Confidence levels of a What-if simulation

When you simulate the resource growth, each deployment, business driver or infrastructure in the simulation results displays a Confidence level of the simulation for that deployment or business service. For more information about a What-if simulation, see Predicting the growth of your resources by using simulations.

The Confidence level for a deployment or business service indicates the confidence level of the forecast.

The What-if simulation uses the 95th percentile of the hourly samples for the last 1 year of data. By default, BMC Helix Continuous Optimization automatically uses an algorithm that achieves the best results in simulating the resource growth. The prediction for the selected forecasting period is based on the characteristics of the data. The number of samples in the past and the behavior of the time series determines the confidence of the algorithm.

Computation of the confidence level

Each time the forecast algorithm is applied, BMC Helix Continuous Optimization computes the prediction error. 

The Confidence is computed with a cross validation procedure, which involves the time series to be split into two parts:

  • Training set: Approximately, the first 80% of the total time-series time span, it is used to train the predictor.
  • Validation set: It is composed by the last 20% of the total time-series time span. It is used for comparison with the predictions produced by the predictor in the same time interval. This comparison is done through performance metrics (cross-validation).

The final output prediction is then produced after having re-trained the predictor with the entire timespan of the time-series.

Based on the cross-validation results, the prediction error is determined.

The confidence represents the average expected error of the computed forecast on future values (notice that it has the same measurement unit of the data).

This confidence level is displayed in the following tables of the Simulation results page.

  • Deployments table in the What-if simulation for Kubernetes deployments
  • Business Drivers and Infrastructure tables in the What-if simulation for a business service

The Confidence status can be used by expert users to determine how much they can trust the simulated forecast.

The confidence depends on the following factors:

  • Accuracy index: Accuracy Index can be defined as the expected percentage error of the prediction with respect to the range of real data. A few additional checks are performed on the historical data to refine this index.
  • Data length: The number of data points used in the forecast, both for training and for cross-validation.
  • Regime change: A regime change is a time instant in data where the data that follows have substantially different statistical properties with respect to the data that came before. For example, consider a series expressed as a percentage that increases or decreases the overall capacity (denominator in the percentage calculation). This generates a step in the forecast even if the absolute usage remains constant.

    For example, consider a server that has a constant daily utilization percentage, say 60%. Doubling the number of CPUs, the utilization percentage will decrease by half, and so the new regime is 30%.

The value of the Accuracy index generally determines the Confidence level. If the time series is short, or a Regime change occurred in the validation set, the forecast confidence can be low.

Confidence levels in the simulation results

The Confidence column displays one of the following icons. Hover over the icon to view the message. The following table explains the confidence levels that are associated with a simulation in the Simulation results page. You can use the information in the Explanation column to understand the cause of the levels and the actions that you can take to improve them.

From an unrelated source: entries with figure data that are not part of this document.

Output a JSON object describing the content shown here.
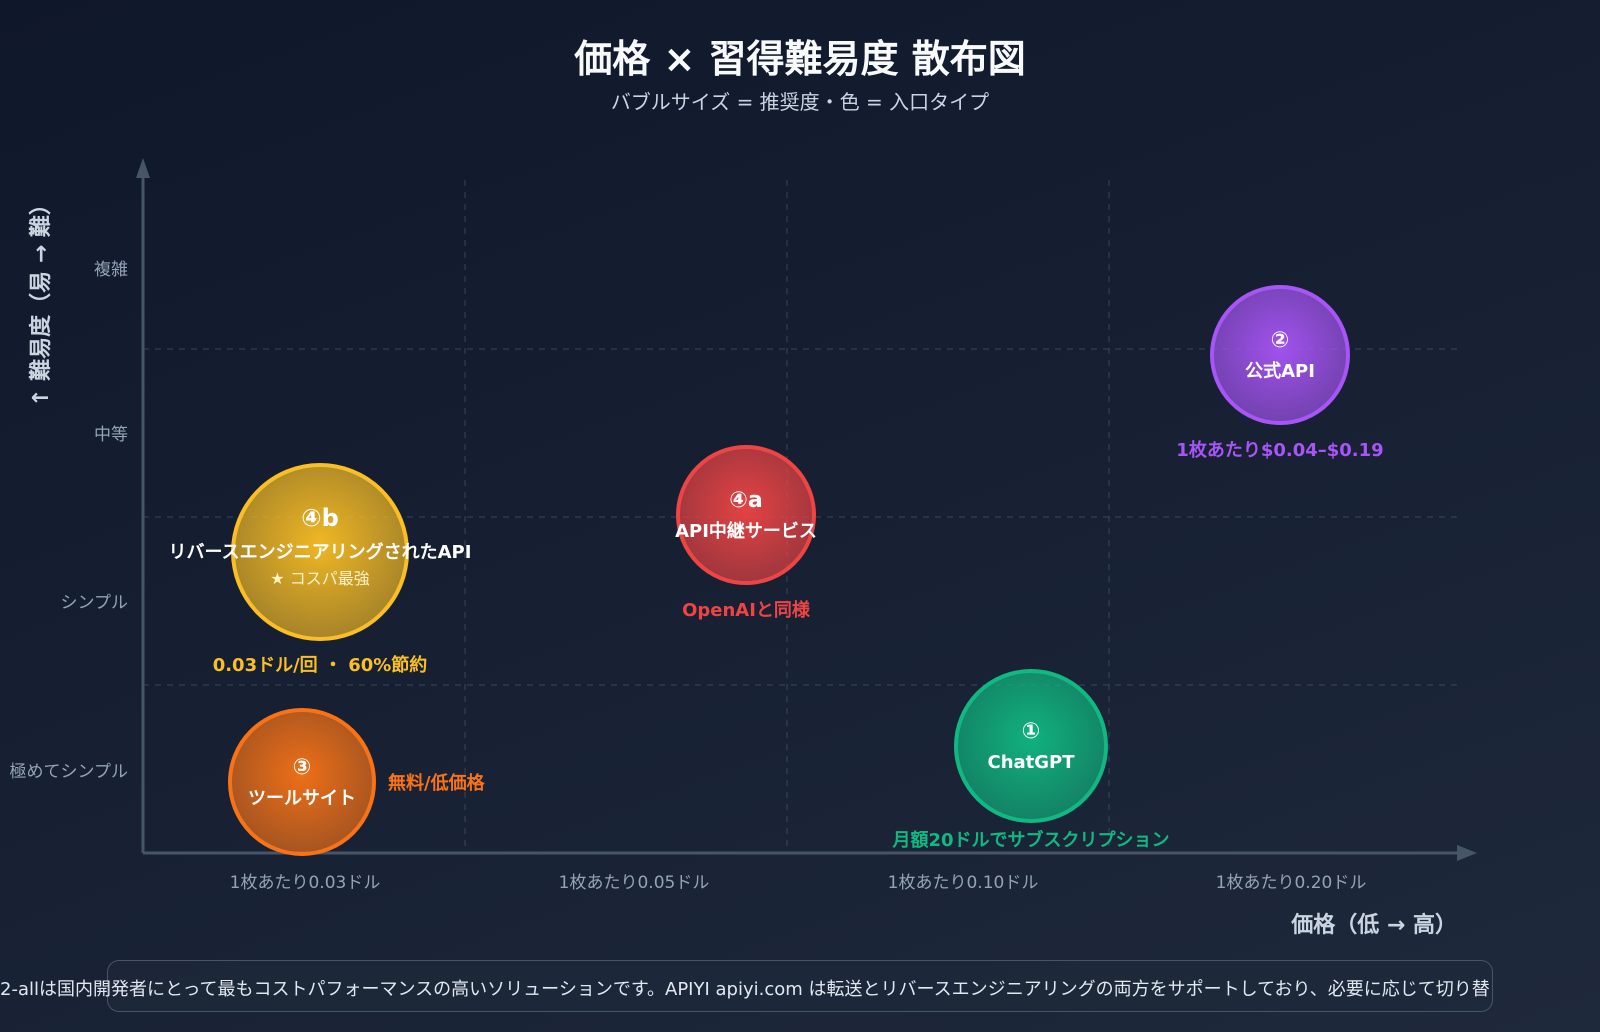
{
  "chart_data": {
    "type": "scatter",
    "title": "価格 × 習得難易度 散布図",
    "subtitle": "バブルサイズ = 推奨度・色 = 入口タイプ",
    "xlabel": "価格（低 → 高）",
    "ylabel": "↑ 難易度（易 → 難）",
    "x_ticks": [
      "1枚あたり0.03ドル",
      "1枚あたり0.05ドル",
      "1枚あたり0.10ドル",
      "1枚あたり0.20ドル"
    ],
    "y_ticks": [
      "極めてシンプル",
      "シンプル",
      "中等",
      "複雑"
    ],
    "grid": true,
    "points": [
      {
        "id": "②",
        "label": "公式API",
        "note": "1枚あたり$0.04–$0.19",
        "x": 3.9,
        "y": 3.5,
        "size": 68,
        "color": "#a855f7"
      },
      {
        "id": "④a",
        "label": "API中継サービス",
        "note": "OpenAIと同様",
        "x": 2.4,
        "y": 2.55,
        "size": 68,
        "color": "#ef4444"
      },
      {
        "id": "①",
        "label": "ChatGPT",
        "note": "月額20ドルでサブスクリプション",
        "x": 3.3,
        "y": 1.15,
        "size": 75,
        "color": "#10b981"
      },
      {
        "id": "④b",
        "label": "リバースエンジニアリングされたAPI",
        "extra": "★ コスパ最強",
        "note": "0.03ドル/回 ・ 60%節約",
        "x": 1.05,
        "y": 2.3,
        "size": 87,
        "color": "#fbbf24"
      },
      {
        "id": "③",
        "label": "ツールサイト",
        "note": "無料/低価格",
        "x": 1.0,
        "y": 0.6,
        "size": 72,
        "color": "#f97316"
      }
    ]
  },
  "footer": {
    "text": "2-allは国内開発者にとって最もコストパフォーマンスの高いソリューションです。APIYI apiyi.com は転送とリバースエンジニアリングの両方をサポートしており、必要に応じて切り替"
  }
}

Confidence levelMessageExplanation

The prediction is highly reliable.

A sizable amount of historical data is available, and a clear periodic behavior in the time series is detected.

In such cases, the prediction error is less than 25%, resulting in a reliable prediction.

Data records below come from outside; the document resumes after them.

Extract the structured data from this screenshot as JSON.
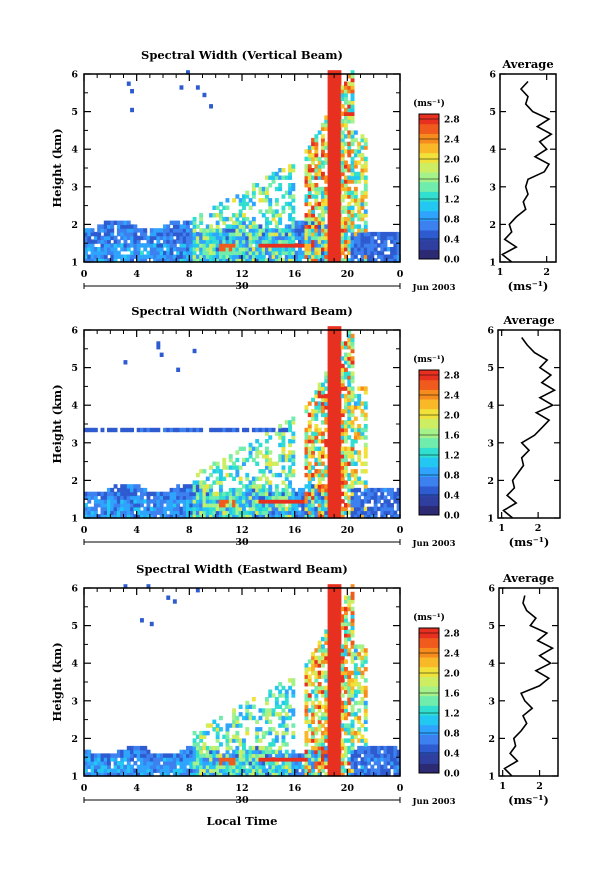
{
  "figure": {
    "xlabel_bottom": "Local Time",
    "date_label": "Jun 2003",
    "day_label": "30"
  },
  "panels": [
    {
      "title": "Spectral Width (Vertical Beam)",
      "avg_title": "Average",
      "ylabel": "Height (km)"
    },
    {
      "title": "Spectral Width (Northward Beam)",
      "avg_title": "Average",
      "ylabel": "Height (km)"
    },
    {
      "title": "Spectral Width (Eastward Beam)",
      "avg_title": "Average",
      "ylabel": "Height (km)"
    }
  ],
  "chart_data": [
    {
      "type": "heatmap",
      "title": "Spectral Width (Vertical Beam)",
      "xlabel": "",
      "ylabel": "Height (km)",
      "xlim": [
        0,
        24
      ],
      "ylim": [
        1,
        6
      ],
      "xticks": [
        "0",
        "4",
        "8",
        "12",
        "16",
        "20",
        "0"
      ],
      "yticks": [
        "1",
        "2",
        "3",
        "4",
        "5",
        "6"
      ],
      "colorbar": {
        "label": "(ms⁻¹)",
        "ticks": [
          "0.0",
          "0.4",
          "0.8",
          "1.2",
          "1.6",
          "2.0",
          "2.4",
          "2.8"
        ],
        "range": [
          0,
          2.9
        ]
      },
      "average_profile": {
        "title": "Average",
        "xlabel": "(ms⁻¹)",
        "xlim": [
          1,
          2.2
        ],
        "xticks": [
          "1",
          "2"
        ],
        "ylim": [
          1,
          6
        ],
        "height": [
          1.0,
          1.2,
          1.4,
          1.6,
          1.8,
          2.0,
          2.2,
          2.4,
          2.6,
          2.8,
          3.0,
          3.2,
          3.4,
          3.6,
          3.8,
          4.0,
          4.2,
          4.4,
          4.6,
          4.8,
          5.0,
          5.2,
          5.4,
          5.6,
          5.8
        ],
        "width": [
          1.25,
          1.05,
          1.35,
          1.1,
          1.25,
          1.2,
          1.35,
          1.55,
          1.5,
          1.6,
          1.55,
          1.6,
          1.95,
          2.05,
          1.75,
          2.0,
          1.85,
          2.1,
          1.8,
          2.05,
          1.7,
          1.55,
          1.6,
          1.45,
          1.6
        ]
      }
    },
    {
      "type": "heatmap",
      "title": "Spectral Width (Northward Beam)",
      "xlabel": "",
      "ylabel": "Height (km)",
      "xlim": [
        0,
        24
      ],
      "ylim": [
        1,
        6
      ],
      "xticks": [
        "0",
        "4",
        "8",
        "12",
        "16",
        "20",
        "0"
      ],
      "yticks": [
        "1",
        "2",
        "3",
        "4",
        "5",
        "6"
      ],
      "colorbar": {
        "label": "(ms⁻¹)",
        "ticks": [
          "0.0",
          "0.4",
          "0.8",
          "1.2",
          "1.6",
          "2.0",
          "2.4",
          "2.8"
        ],
        "range": [
          0,
          2.9
        ]
      },
      "average_profile": {
        "title": "Average",
        "xlabel": "(ms⁻¹)",
        "xlim": [
          0.9,
          2.6
        ],
        "xticks": [
          "1",
          "2"
        ],
        "ylim": [
          1,
          6
        ],
        "height": [
          1.0,
          1.2,
          1.4,
          1.6,
          1.8,
          2.0,
          2.2,
          2.4,
          2.6,
          2.8,
          3.0,
          3.2,
          3.4,
          3.6,
          3.8,
          4.0,
          4.2,
          4.4,
          4.6,
          4.8,
          5.0,
          5.2,
          5.4,
          5.6,
          5.8
        ],
        "width": [
          1.3,
          1.05,
          1.4,
          1.15,
          1.35,
          1.3,
          1.45,
          1.6,
          1.55,
          1.75,
          1.55,
          1.9,
          2.1,
          2.3,
          1.95,
          2.4,
          2.05,
          2.45,
          2.1,
          2.35,
          2.05,
          2.25,
          1.9,
          1.7,
          1.55
        ]
      }
    },
    {
      "type": "heatmap",
      "title": "Spectral Width (Eastward Beam)",
      "xlabel": "Local Time",
      "ylabel": "Height (km)",
      "xlim": [
        0,
        24
      ],
      "ylim": [
        1,
        6
      ],
      "xticks": [
        "0",
        "4",
        "8",
        "12",
        "16",
        "20",
        "0"
      ],
      "yticks": [
        "1",
        "2",
        "3",
        "4",
        "5",
        "6"
      ],
      "colorbar": {
        "label": "(ms⁻¹)",
        "ticks": [
          "0.0",
          "0.4",
          "0.8",
          "1.2",
          "1.6",
          "2.0",
          "2.4",
          "2.8"
        ],
        "range": [
          0,
          2.9
        ]
      },
      "average_profile": {
        "title": "Average",
        "xlabel": "(ms⁻¹)",
        "xlim": [
          0.9,
          2.5
        ],
        "xticks": [
          "1",
          "2"
        ],
        "ylim": [
          1,
          6
        ],
        "height": [
          1.0,
          1.2,
          1.4,
          1.6,
          1.8,
          2.0,
          2.2,
          2.4,
          2.6,
          2.8,
          3.0,
          3.2,
          3.4,
          3.6,
          3.8,
          4.0,
          4.2,
          4.4,
          4.6,
          4.8,
          5.0,
          5.2,
          5.4,
          5.6,
          5.8
        ],
        "width": [
          1.25,
          1.05,
          1.4,
          1.2,
          1.35,
          1.3,
          1.5,
          1.65,
          1.55,
          1.8,
          1.6,
          1.5,
          2.0,
          2.25,
          1.9,
          2.3,
          2.0,
          2.35,
          1.95,
          2.2,
          1.75,
          1.9,
          1.65,
          1.55,
          1.6
        ]
      }
    }
  ]
}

The prediction is moderately reliable.The computation of the prediction error is between 25% and 50%.

The prediction is not reliable due to low number of samples.

The number of data points is too low and cannot be compared to the portion of data that is used to compute the cross-validation forecast. The prediction error is more than 50% and the number of data points is too low.

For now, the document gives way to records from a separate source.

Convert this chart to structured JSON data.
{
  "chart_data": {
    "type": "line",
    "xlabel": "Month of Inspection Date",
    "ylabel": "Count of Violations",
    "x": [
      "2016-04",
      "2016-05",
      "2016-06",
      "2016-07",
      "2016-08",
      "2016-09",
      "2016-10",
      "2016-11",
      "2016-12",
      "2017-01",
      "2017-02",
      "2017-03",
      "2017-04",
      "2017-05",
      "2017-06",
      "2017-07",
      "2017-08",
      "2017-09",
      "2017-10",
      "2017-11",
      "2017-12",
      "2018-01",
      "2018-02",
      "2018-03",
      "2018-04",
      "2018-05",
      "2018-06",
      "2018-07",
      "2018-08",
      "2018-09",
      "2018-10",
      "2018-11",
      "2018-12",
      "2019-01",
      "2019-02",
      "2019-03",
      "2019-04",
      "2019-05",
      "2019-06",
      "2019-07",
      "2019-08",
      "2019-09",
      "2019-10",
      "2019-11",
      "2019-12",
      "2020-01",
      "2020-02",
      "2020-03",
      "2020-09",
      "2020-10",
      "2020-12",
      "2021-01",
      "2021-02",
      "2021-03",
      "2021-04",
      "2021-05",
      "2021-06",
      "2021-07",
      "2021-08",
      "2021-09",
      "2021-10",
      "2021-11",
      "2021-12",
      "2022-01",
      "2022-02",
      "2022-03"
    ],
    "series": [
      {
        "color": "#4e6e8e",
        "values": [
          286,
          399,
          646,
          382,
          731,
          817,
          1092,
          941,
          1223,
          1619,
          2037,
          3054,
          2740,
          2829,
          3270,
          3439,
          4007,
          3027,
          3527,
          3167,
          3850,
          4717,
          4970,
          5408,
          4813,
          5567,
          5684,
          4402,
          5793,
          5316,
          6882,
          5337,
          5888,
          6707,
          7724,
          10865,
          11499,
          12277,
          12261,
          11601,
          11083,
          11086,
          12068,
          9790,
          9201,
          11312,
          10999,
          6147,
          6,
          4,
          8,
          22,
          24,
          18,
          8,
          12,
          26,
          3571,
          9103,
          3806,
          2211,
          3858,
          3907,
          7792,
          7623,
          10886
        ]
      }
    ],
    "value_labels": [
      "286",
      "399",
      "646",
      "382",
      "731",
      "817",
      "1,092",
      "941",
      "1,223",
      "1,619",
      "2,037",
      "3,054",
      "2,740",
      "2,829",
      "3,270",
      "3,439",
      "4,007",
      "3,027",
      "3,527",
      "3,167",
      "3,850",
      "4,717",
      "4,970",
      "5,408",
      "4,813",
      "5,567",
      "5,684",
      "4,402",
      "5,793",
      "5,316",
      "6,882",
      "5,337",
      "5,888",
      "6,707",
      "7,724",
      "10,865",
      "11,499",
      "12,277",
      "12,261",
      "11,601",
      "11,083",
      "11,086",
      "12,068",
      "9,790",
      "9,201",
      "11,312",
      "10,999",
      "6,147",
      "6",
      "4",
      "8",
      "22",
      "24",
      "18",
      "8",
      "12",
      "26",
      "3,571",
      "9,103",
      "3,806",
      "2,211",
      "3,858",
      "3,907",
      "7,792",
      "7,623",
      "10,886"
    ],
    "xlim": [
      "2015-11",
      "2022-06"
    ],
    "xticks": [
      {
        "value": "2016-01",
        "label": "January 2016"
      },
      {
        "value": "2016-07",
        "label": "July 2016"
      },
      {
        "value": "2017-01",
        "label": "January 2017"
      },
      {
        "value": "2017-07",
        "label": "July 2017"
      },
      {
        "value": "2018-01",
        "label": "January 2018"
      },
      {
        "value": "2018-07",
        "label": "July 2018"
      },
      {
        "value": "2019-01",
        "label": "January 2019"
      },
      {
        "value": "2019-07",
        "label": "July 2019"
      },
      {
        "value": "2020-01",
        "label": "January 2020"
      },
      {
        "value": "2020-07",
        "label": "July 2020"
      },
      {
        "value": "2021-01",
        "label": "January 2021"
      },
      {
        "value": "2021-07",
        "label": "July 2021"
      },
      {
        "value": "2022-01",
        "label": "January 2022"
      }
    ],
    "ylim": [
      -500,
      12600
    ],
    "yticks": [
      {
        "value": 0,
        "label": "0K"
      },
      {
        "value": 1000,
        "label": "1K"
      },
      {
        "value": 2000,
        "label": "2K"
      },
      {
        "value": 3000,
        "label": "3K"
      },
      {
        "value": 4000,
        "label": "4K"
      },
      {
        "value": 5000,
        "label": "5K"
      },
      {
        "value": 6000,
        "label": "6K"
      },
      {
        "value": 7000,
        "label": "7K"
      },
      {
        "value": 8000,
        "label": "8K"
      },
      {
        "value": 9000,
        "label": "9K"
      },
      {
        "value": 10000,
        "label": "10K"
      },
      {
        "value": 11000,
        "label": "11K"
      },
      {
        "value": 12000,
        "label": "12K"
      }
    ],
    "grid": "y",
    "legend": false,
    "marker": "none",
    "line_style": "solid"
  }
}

The number of data points is too low. This can lead to false or poor values.

For example, the most reliable approach is to predict a future period which is less than the length of the past “viewed” period.

The prediction is not reliable.
The prediction is not reliable due to an error during the validation of the prediction.

This is a technical error.

In this case, the forecast is generated but couldn't determine whether the prediction is good or bad.

The prediction is not reliable due to a behavior change in the last data segment.If the data in the validation set presents a regime change (increase or decrease), the prediction might not be reliable.